The name Mulholland Highway applies to a 30 mi stretch that starts near Louisville High School (California) in Woodland Hills and extends to its westernmost terminus at Leo Carrillo State Park on the Pacific Coast Highway. Wholly contained within Los Angeles County, the scenic byway was formally opened in 1928. Mulholland zigzags through the Santa Monica Mountains – one of the Southern California Transverse Ranges – from Oxnard all the way to Hollywood. Original major intersections included Topanga Canyon Boulevard, Cornell Road, Latigo Canyon Road, Kanan Road/Kanan Dume Road, and Decker Canyon Road.

The route provides access, directly or en route, to many of the regional parks in the Santa Monica Mountains National Recreation Area.
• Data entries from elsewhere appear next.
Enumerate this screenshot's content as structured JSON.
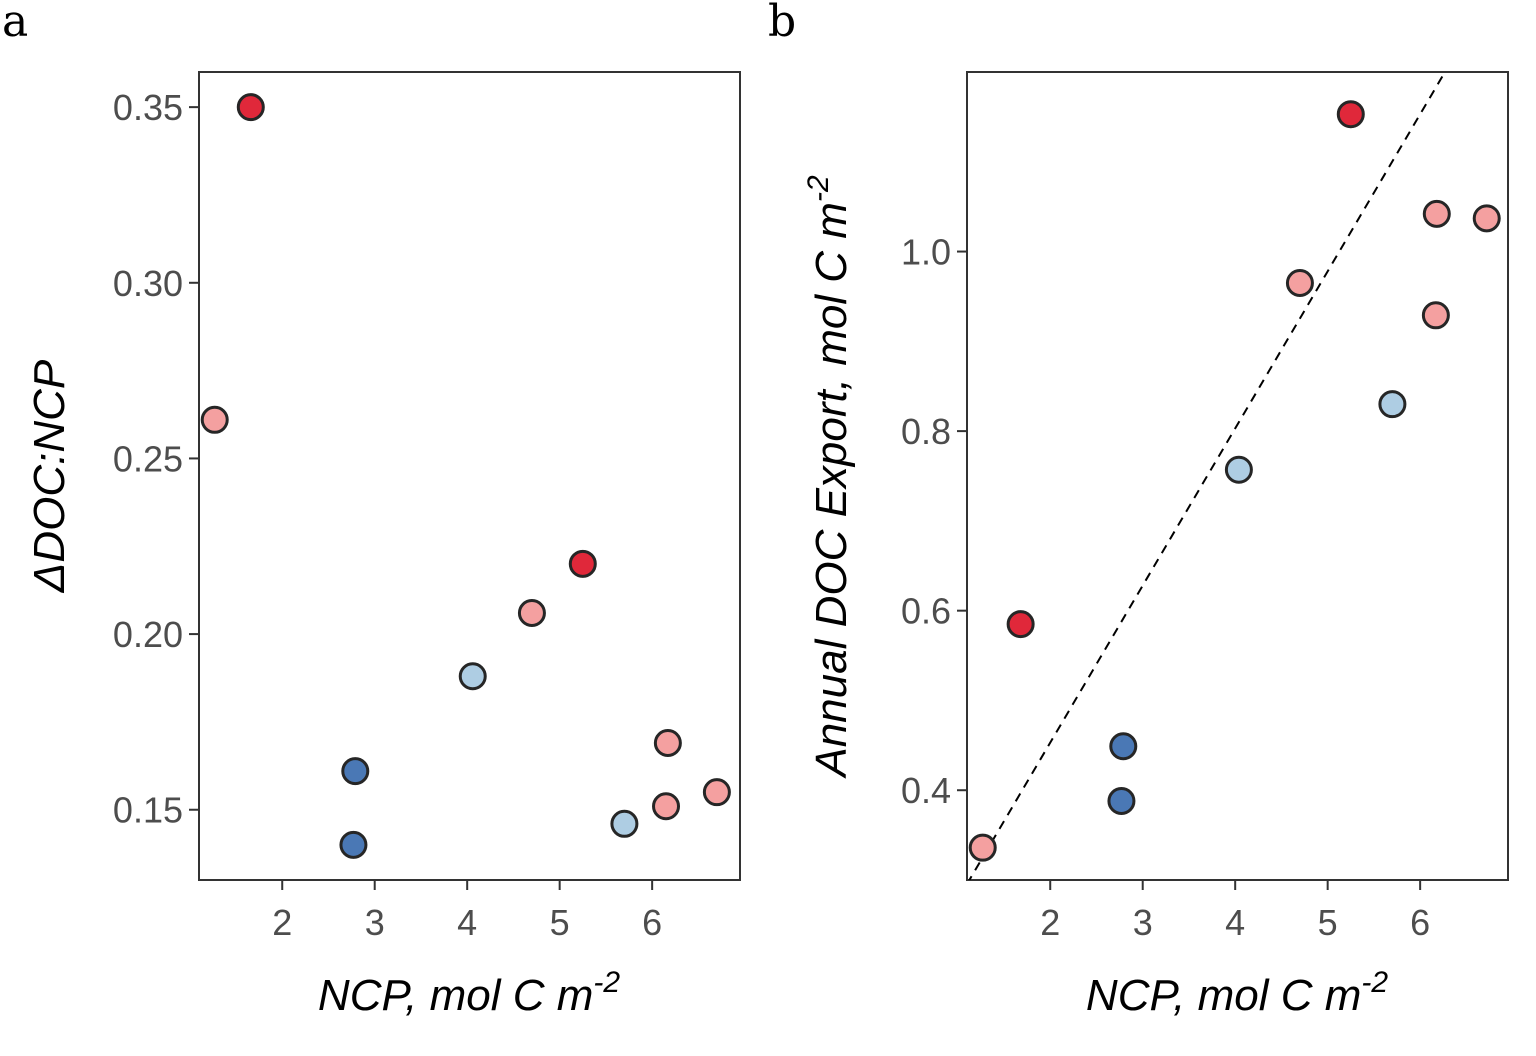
{
  "chart_data": [
    {
      "type": "scatter",
      "panel_label": "a",
      "xlabel": "NCP, mol C m",
      "xlabel_sup": "-2",
      "ylabel": "ΔDOC:NCP",
      "ylabel_sup": "",
      "xlim": [
        1.1,
        6.95
      ],
      "ylim": [
        0.13,
        0.36
      ],
      "xticks": [
        2,
        3,
        4,
        5,
        6
      ],
      "yticks": [
        0.15,
        0.2,
        0.25,
        0.3,
        0.35
      ],
      "ytick_decimals": 2,
      "grid": false,
      "points": [
        {
          "x": 1.27,
          "y": 0.261,
          "color": "#f4a0a0"
        },
        {
          "x": 1.66,
          "y": 0.35,
          "color": "#e0283a"
        },
        {
          "x": 2.77,
          "y": 0.14,
          "color": "#4a78b5"
        },
        {
          "x": 2.79,
          "y": 0.161,
          "color": "#4a78b5"
        },
        {
          "x": 4.06,
          "y": 0.188,
          "color": "#aecde3"
        },
        {
          "x": 4.7,
          "y": 0.206,
          "color": "#f4a0a0"
        },
        {
          "x": 5.25,
          "y": 0.22,
          "color": "#e0283a"
        },
        {
          "x": 5.7,
          "y": 0.146,
          "color": "#aecde3"
        },
        {
          "x": 6.15,
          "y": 0.151,
          "color": "#f4a0a0"
        },
        {
          "x": 6.17,
          "y": 0.169,
          "color": "#f4a0a0"
        },
        {
          "x": 6.7,
          "y": 0.155,
          "color": "#f4a0a0"
        }
      ]
    },
    {
      "type": "scatter",
      "panel_label": "b",
      "xlabel": "NCP, mol C m",
      "xlabel_sup": "-2",
      "ylabel": "Annual DOC Export, mol C m",
      "ylabel_sup": "-2",
      "xlim": [
        1.1,
        6.95
      ],
      "ylim": [
        0.3,
        1.2
      ],
      "xticks": [
        2,
        3,
        4,
        5,
        6
      ],
      "yticks": [
        0.4,
        0.6,
        0.8,
        1.0
      ],
      "ytick_decimals": 1,
      "grid": false,
      "reference_line": {
        "style": "dashed",
        "color": "#000000",
        "slope": 0.175,
        "intercept": 0.103
      },
      "points": [
        {
          "x": 1.27,
          "y": 0.336,
          "color": "#f4a0a0"
        },
        {
          "x": 1.68,
          "y": 0.585,
          "color": "#e0283a"
        },
        {
          "x": 2.77,
          "y": 0.388,
          "color": "#4a78b5"
        },
        {
          "x": 2.79,
          "y": 0.449,
          "color": "#4a78b5"
        },
        {
          "x": 4.04,
          "y": 0.757,
          "color": "#aecde3"
        },
        {
          "x": 4.7,
          "y": 0.965,
          "color": "#f4a0a0"
        },
        {
          "x": 5.25,
          "y": 1.153,
          "color": "#e0283a"
        },
        {
          "x": 5.7,
          "y": 0.83,
          "color": "#aecde3"
        },
        {
          "x": 6.17,
          "y": 0.929,
          "color": "#f4a0a0"
        },
        {
          "x": 6.18,
          "y": 1.042,
          "color": "#f4a0a0"
        },
        {
          "x": 6.72,
          "y": 1.037,
          "color": "#f4a0a0"
        }
      ]
    }
  ]
}
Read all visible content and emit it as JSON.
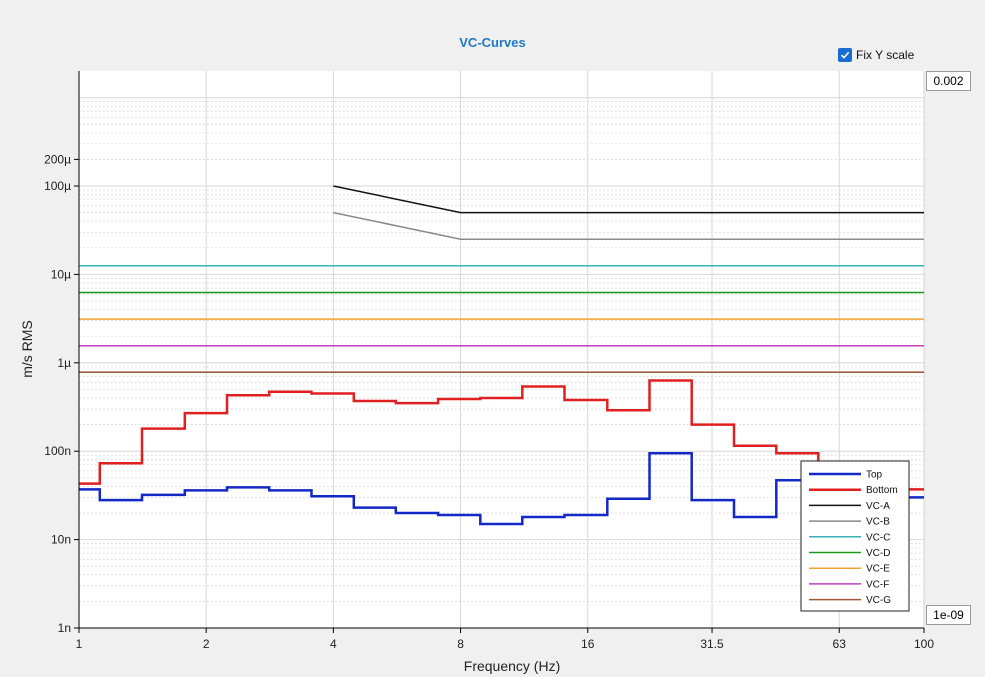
{
  "chart_data": {
    "type": "line",
    "title": "VC-Curves",
    "xlabel": "Frequency (Hz)",
    "ylabel": "m/s RMS",
    "x_scale": "log2",
    "y_scale": "log10",
    "xlim": [
      1,
      100
    ],
    "ylim": [
      1e-09,
      0.002
    ],
    "x_ticks": [
      {
        "value": 1,
        "label": "1"
      },
      {
        "value": 2,
        "label": "2"
      },
      {
        "value": 4,
        "label": "4"
      },
      {
        "value": 8,
        "label": "8"
      },
      {
        "value": 16,
        "label": "16"
      },
      {
        "value": 31.5,
        "label": "31.5"
      },
      {
        "value": 63,
        "label": "63"
      },
      {
        "value": 100,
        "label": "100"
      }
    ],
    "y_ticks": [
      {
        "value": 1e-09,
        "label": "1n"
      },
      {
        "value": 1e-08,
        "label": "10n"
      },
      {
        "value": 1e-07,
        "label": "100n"
      },
      {
        "value": 1e-06,
        "label": "1µ"
      },
      {
        "value": 1e-05,
        "label": "10µ"
      },
      {
        "value": 0.0001,
        "label": "100µ"
      },
      {
        "value": 0.0002,
        "label": "200µ"
      }
    ],
    "grid": true,
    "legend_position": "bottom-right",
    "series": [
      {
        "name": "Top",
        "color": "#1428c8",
        "width": 2.5,
        "step": true,
        "edges": [
          1,
          1.12,
          1.41,
          1.78,
          2.24,
          2.82,
          3.55,
          4.47,
          5.62,
          7.08,
          8.91,
          11.2,
          14.1,
          17.8,
          22.4,
          28.2,
          35.5,
          44.7,
          56.2,
          70.8,
          89.1,
          100
        ],
        "values": [
          3.7e-08,
          2.8e-08,
          3.2e-08,
          3.6e-08,
          3.9e-08,
          3.6e-08,
          3.1e-08,
          2.3e-08,
          2e-08,
          1.9e-08,
          1.5e-08,
          1.8e-08,
          1.9e-08,
          2.9e-08,
          9.5e-08,
          2.8e-08,
          1.8e-08,
          4.7e-08,
          4.5e-08,
          3.5e-08,
          3e-08
        ]
      },
      {
        "name": "Bottom",
        "color": "#e02020",
        "width": 2.5,
        "step": true,
        "edges": [
          1,
          1.12,
          1.41,
          1.78,
          2.24,
          2.82,
          3.55,
          4.47,
          5.62,
          7.08,
          8.91,
          11.2,
          14.1,
          17.8,
          22.4,
          28.2,
          35.5,
          44.7,
          56.2,
          70.8,
          89.1,
          100
        ],
        "values": [
          4.3e-08,
          7.3e-08,
          1.8e-07,
          2.7e-07,
          4.3e-07,
          4.7e-07,
          4.5e-07,
          3.7e-07,
          3.5e-07,
          3.9e-07,
          4e-07,
          5.4e-07,
          3.8e-07,
          2.9e-07,
          6.3e-07,
          2e-07,
          1.15e-07,
          9.5e-08,
          6e-08,
          4.5e-08,
          3.7e-08
        ]
      },
      {
        "name": "VC-A",
        "color": "#111111",
        "width": 1.5,
        "x": [
          4,
          8,
          100
        ],
        "y": [
          0.0001,
          5e-05,
          5e-05
        ]
      },
      {
        "name": "VC-B",
        "color": "#8a8a8a",
        "width": 1.5,
        "x": [
          4,
          8,
          100
        ],
        "y": [
          5e-05,
          2.5e-05,
          2.5e-05
        ]
      },
      {
        "name": "VC-C",
        "color": "#3ab0b8",
        "width": 1.5,
        "x": [
          1,
          100
        ],
        "y": [
          1.25e-05,
          1.25e-05
        ]
      },
      {
        "name": "VC-D",
        "color": "#1a9a1a",
        "width": 1.5,
        "x": [
          1,
          100
        ],
        "y": [
          6.25e-06,
          6.25e-06
        ]
      },
      {
        "name": "VC-E",
        "color": "#f0a030",
        "width": 1.5,
        "x": [
          1,
          100
        ],
        "y": [
          3.12e-06,
          3.12e-06
        ]
      },
      {
        "name": "VC-F",
        "color": "#c040c0",
        "width": 1.5,
        "x": [
          1,
          100
        ],
        "y": [
          1.56e-06,
          1.56e-06
        ]
      },
      {
        "name": "VC-G",
        "color": "#a0583a",
        "width": 1.5,
        "x": [
          1,
          100
        ],
        "y": [
          7.8e-07,
          7.8e-07
        ]
      }
    ]
  },
  "controls": {
    "fix_y_label": "Fix Y scale",
    "fix_y_checked": true,
    "ymax_value": "0.002",
    "ymin_value": "1e-09"
  }
}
Running east–west along the spine of the Santa Monicas, Mulholland Highway makes its way through the mountains without benefit of tunnels. There are several automobile wrecks and fire-burnt structures that litter the bottoms of the canyons through which Mulholland Highway passes . The native flora of the Santa Monica Mountains are seen throughout the scenic route.

==Hollywoodland==
East of US 101, there is a section of Mulholland Highway from the Hollywoodland neighborhood to Griffith Park, with views of the Hollywood Sign. Castillo del Lago is located along this stretch, while much of it has been converted to a pedestrian trail called Mulholland Trail.